Enquête pour corruption : la police sud-coréenne cible le PDG de Bithumb, la deuxième plus grande bourse de crypto-monnaie

Enquête pour corruption : la police sud-coréenne cible le PDG de Bithumb, la deuxième plus grande bourse de crypto-monnaie

La police sud-coréenne a désigné le PDG de Bithumb, Lee Jae-won, comme principal suspect dans un scandale de corruption politique croissant lié au fils d'un législateur et à des attaques présumées contre la bourse rivale Upbit.

Selon Yonhap et le journal économique local Chosun Biz, la division de la criminalité publique de la police métropolitaine de Séoul a « enregistré » Lee Jae-won comme suspect de corruption. Les enquêteurs cherchent actuellement à savoir si Lee a aidé le fils cadet du député indépendant Kim Byung-kee à trouver un emploi à Bithumb après un dîner fin 2024.

La police avait déjà perquisitionné le siège de Bithumb à Séoul et une tour de bureaux associée en février dans le cadre de la même enquête sur des allégations de favoritisme lors de l'embauche. Chosun rapporte que le fils de Kim a commencé chez Bithumb, le deuxième plus grand échange de crypto-monnaie de Corée du Sud, en janvier 2025 et y est resté environ six mois ; Les enquêteurs vérifient désormais s'il a bénéficié d'un traitement de faveur.

Pression présumée du Parlement sur Upbit

L'affaire ne se limite pas à l'embauche. La police enquête également pour savoir si Kim a utilisé sa position à l'Assemblée nationale pour faire pression sur Dunamu, le concurrent de Bithumb, l'opérateur d'Upbit, après que son fils ait obtenu le poste.

Selon des employés cités par Chosun, Kim aurait dit à ses employés : « Nous devons fermer Dunamu » et « Nous ne pouvons pas le laisser comme ça » tout en leur ordonnant de préparer des questions attaquant les « problèmes de monopole » d'Upbit lors des réunions du comité de réglementation financière.
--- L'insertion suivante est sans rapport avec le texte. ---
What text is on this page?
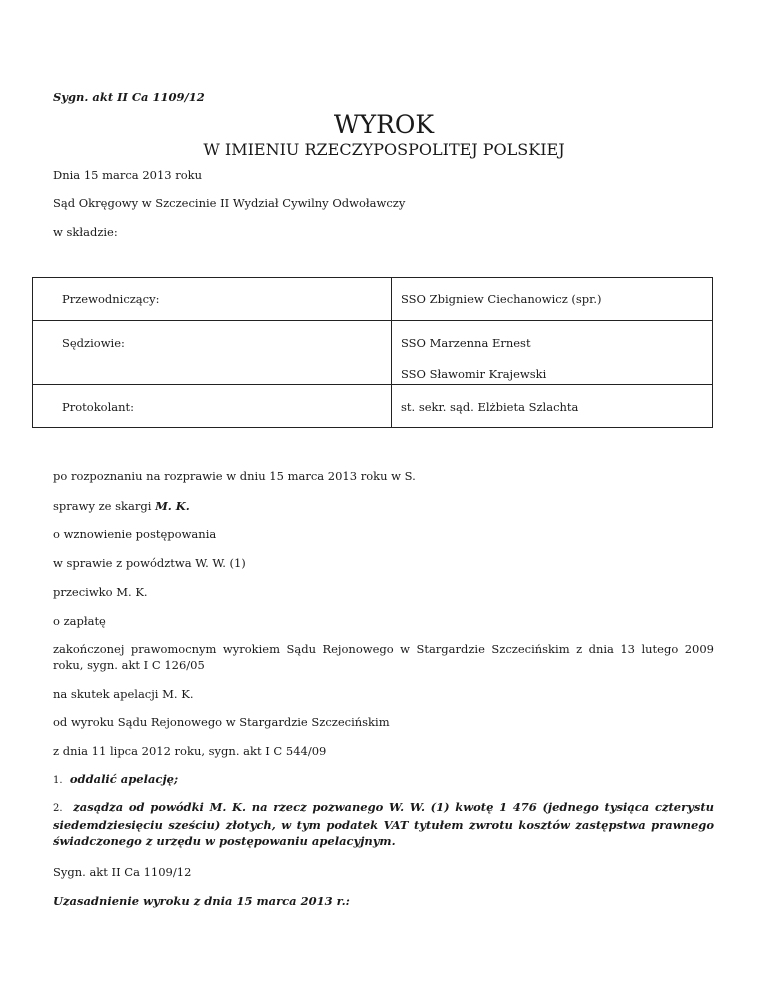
Sygn. akt II Ca 1109/12

WYROK
W IMIENIU RZECZYPOSPOLITEJ POLSKIEJ

Dnia 15 marca 2013 roku

Sąd Okręgowy w Szczecinie II Wydział Cywilny Odwoławczy

w składzie:

Przewodniczący:	SSO Zbigniew Ciechanowicz (spr.)

Sędziowie:	SSO Marzenna Ernest
SSO Sławomir Krajewski

Protokolant:	st. sekr. sąd. Elżbieta Szlachta

po rozpoznaniu na rozprawie w dniu 15 marca 2013 roku w S.

sprawy ze skargi M. K.

o wznowienie postępowania

w sprawie z powództwa W. W. (1)

przeciwko M. K.

o zapłatę

zakończonej prawomocnym wyrokiem Sądu Rejonowego w Stargardzie Szczecińskim z dnia 13 lutego 2009 roku, sygn. akt I C 126/05

na skutek apelacji M. K.

od wyroku Sądu Rejonowego w Stargardzie Szczecińskim

z dnia 11 lipca 2012 roku, sygn. akt I C 544/09

1. oddalić apelację;

2. zasądza od powódki M. K. na rzecz pozwanego W. W. (1) kwotę 1 476 (jednego tysiąca czterystu siedemdziesięciu sześciu) złotych, w tym podatek VAT tytułem zwrotu kosztów zastępstwa prawnego świadczonego z urzędu w postępowaniu apelacyjnym.

Sygn. akt II Ca 1109/12

Uzasadnienie wyroku z dnia 15 marca 2013 r.:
La police enquêterait désormais pour savoir si ces questions parlementaires constituaient une « campagne législative » injustement favorisée par Bithumb.
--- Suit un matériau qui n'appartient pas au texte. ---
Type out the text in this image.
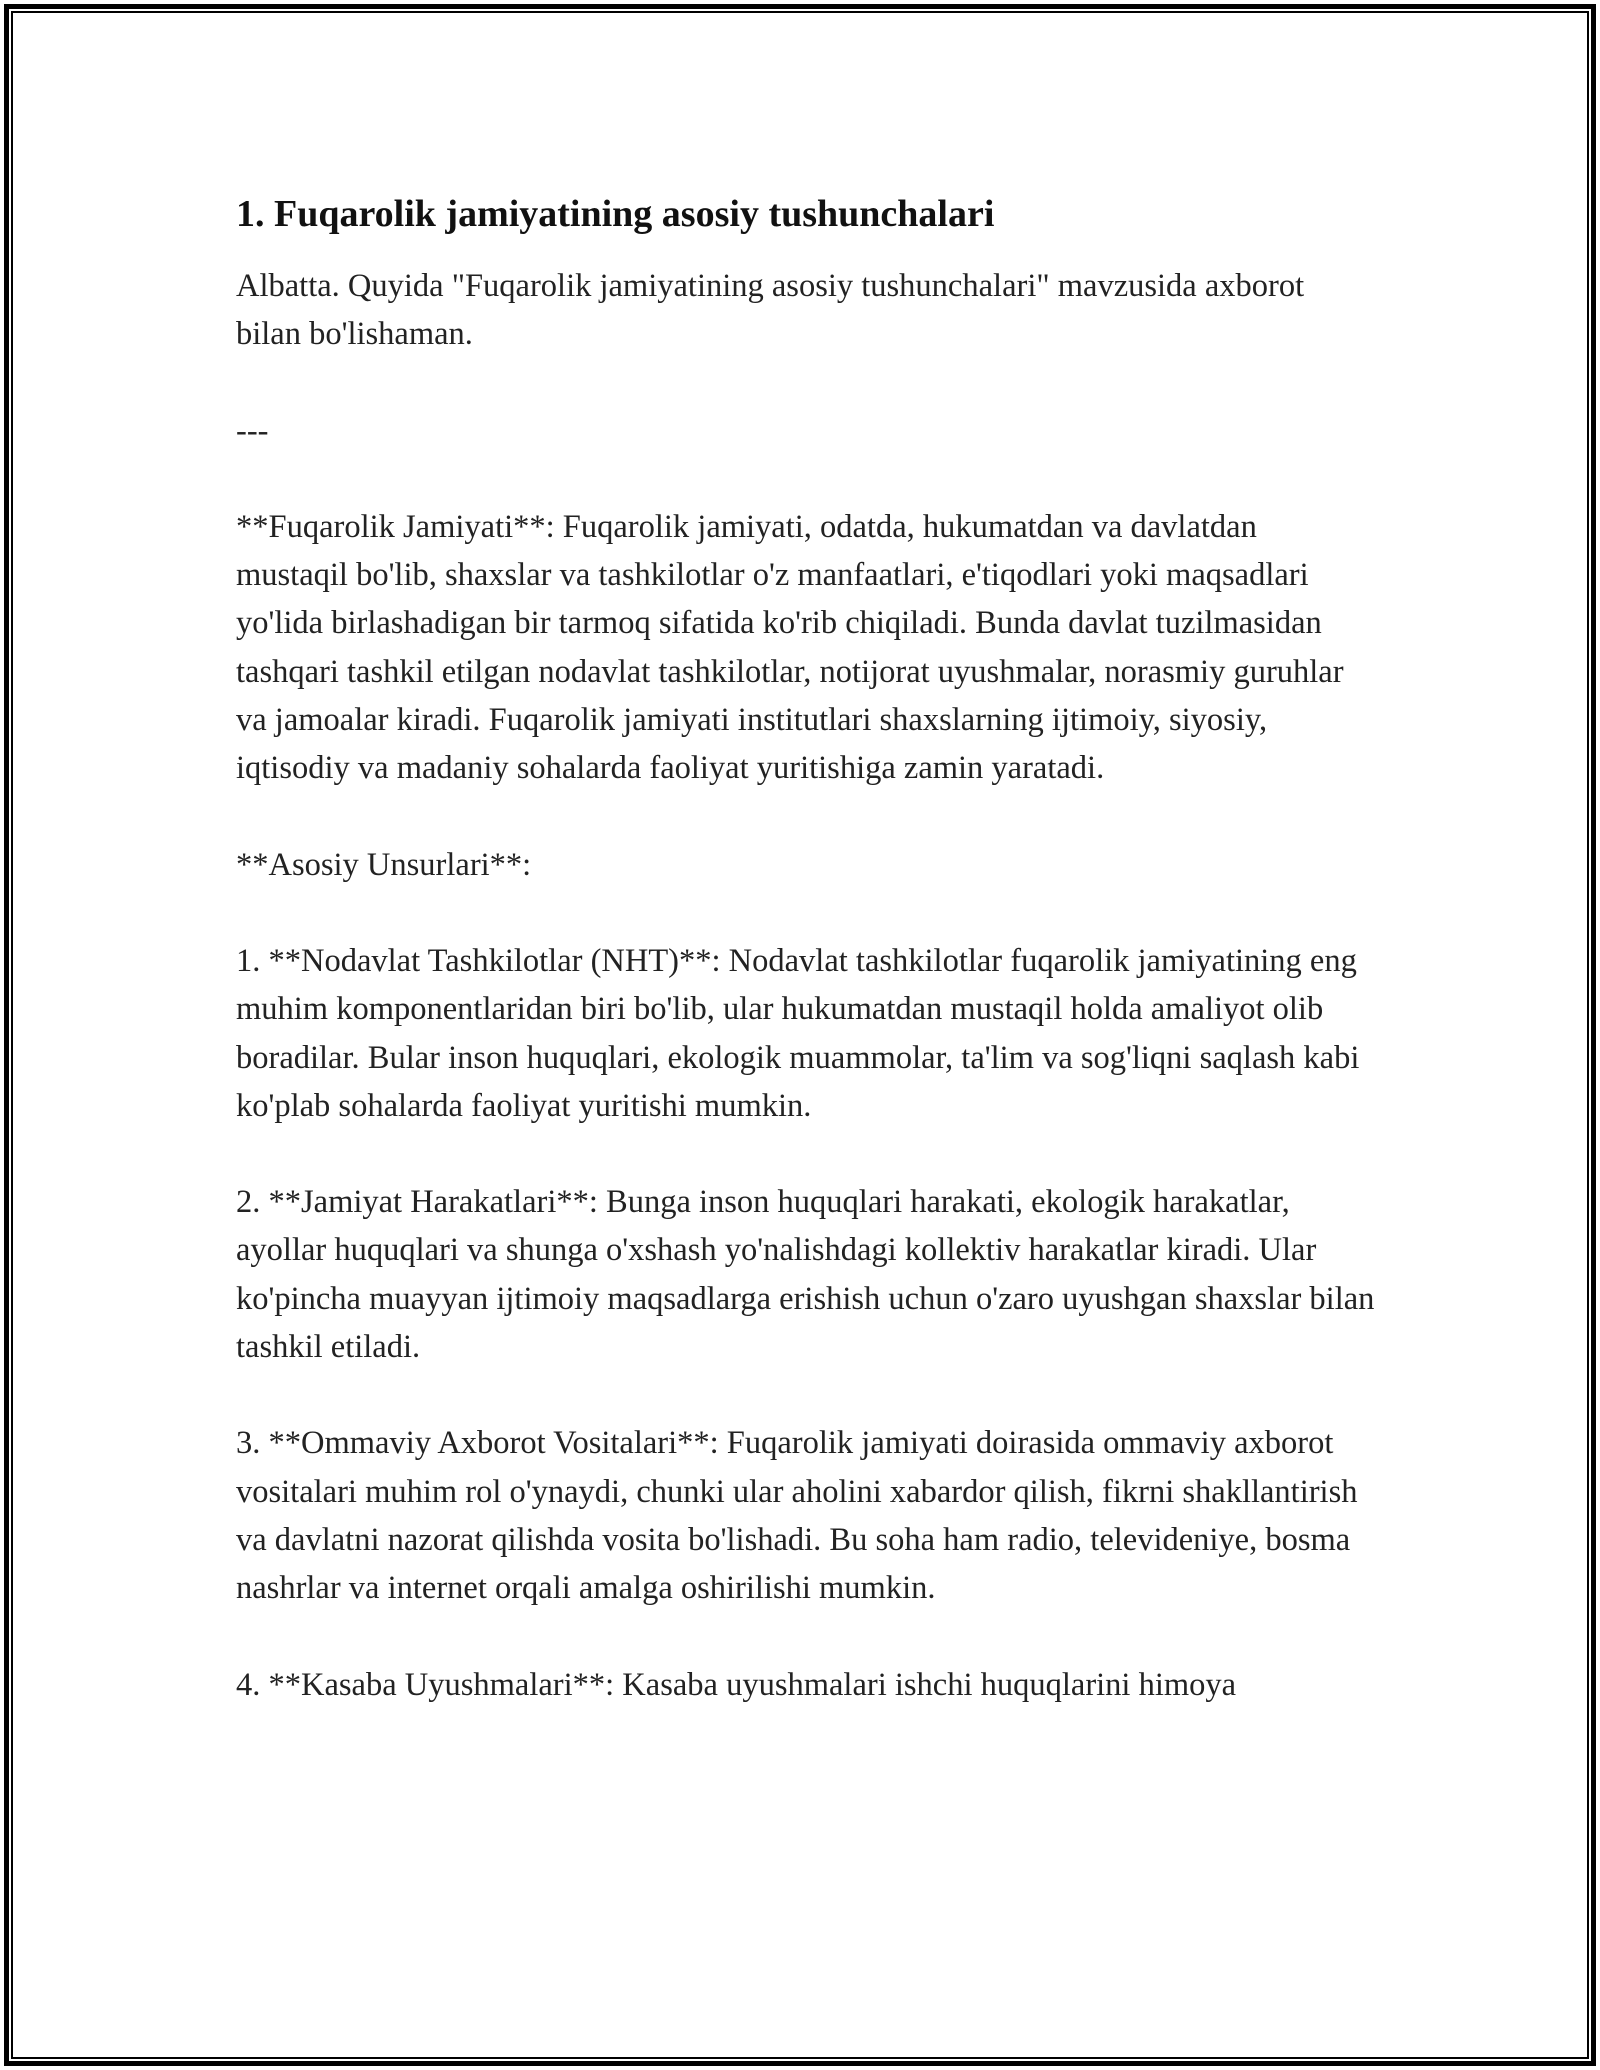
1. Fuqarolik jamiyatining asosiy tushunchalari

Albatta. Quyida "Fuqarolik jamiyatining asosiy tushunchalari" mavzusida axborot bilan bo'lishaman.

---

**Fuqarolik Jamiyati**: Fuqarolik jamiyati, odatda, hukumatdan va davlatdan mustaqil bo'lib, shaxslar va tashkilotlar o'z manfaatlari, e'tiqodlari yoki maqsadlari yo'lida birlashadigan bir tarmoq sifatida ko'rib chiqiladi. Bunda davlat tuzilmasidan tashqari tashkil etilgan nodavlat tashkilotlar, notijorat uyushmalar, norasmiy guruhlar va jamoalar kiradi. Fuqarolik jamiyati institutlari shaxslarning ijtimoiy, siyosiy, iqtisodiy va madaniy sohalarda faoliyat yuritishiga zamin yaratadi.

**Asosiy Unsurlari**:

1. **Nodavlat Tashkilotlar (NHT)**: Nodavlat tashkilotlar fuqarolik jamiyatining eng muhim komponentlaridan biri bo'lib, ular hukumatdan mustaqil holda amaliyot olib boradilar. Bular inson huquqlari, ekologik muammolar, ta'lim va sog'liqni saqlash kabi ko'plab sohalarda faoliyat yuritishi mumkin.

2. **Jamiyat Harakatlari**: Bunga inson huquqlari harakati, ekologik harakatlar, ayollar huquqlari va shunga o'xshash yo'nalishdagi kollektiv harakatlar kiradi. Ular ko'pincha muayyan ijtimoiy maqsadlarga erishish uchun o'zaro uyushgan shaxslar bilan tashkil etiladi.

3. **Ommaviy Axborot Vositalari**: Fuqarolik jamiyati doirasida ommaviy axborot vositalari muhim rol o'ynaydi, chunki ular aholini xabardor qilish, fikrni shakllantirish va davlatni nazorat qilishda vosita bo'lishadi. Bu soha ham radio, televideniye, bosma nashrlar va internet orqali amalga oshirilishi mumkin.

4. **Kasaba Uyushmalari**: Kasaba uyushmalari ishchi huquqlarini himoya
Les médias spécialisés dans la cryptographie rapportent que la police de Séoul a interrogé des dirigeants lors de plusieurs échanges et a déjà mené au moins deux opérations de perquisition et de saisie à Bithumb cette année. Dans le même temps, le régulateur financier sud-coréen a pris séparément des mesures pour punir Bithumb et son PDG Lee Jae-won pour violations présumées des réglementations anti-blanchiment d'argent et des obligations KYC, imposant même une interdiction partielle d'activité de six mois qu'un tribunal a ensuite suspendue.

Lee et Kim font toujours l'objet d'une enquête et aucun tribunal ne les a encore reconnus coupables. Kim fait l'objet d'un certain nombre d'autres enquêtes, notamment de plusieurs cas présumés de trafic d'influence et de violations liées à l'emploi, et il aurait insisté sur le fait qu'il « prouverait son innocence » au fur et à mesure que les affaires progresseraient. Alors que la police poursuit son travail, le secteur sud-coréen de la cryptographie surveille de près si les procureurs finissent par déposer des accusations formelles et comment cela pourrait modifier l'équilibre entre Bithumb, Upbit et d'autres échanges sur l'un des marchés d'actifs numériques les plus actifs au monde.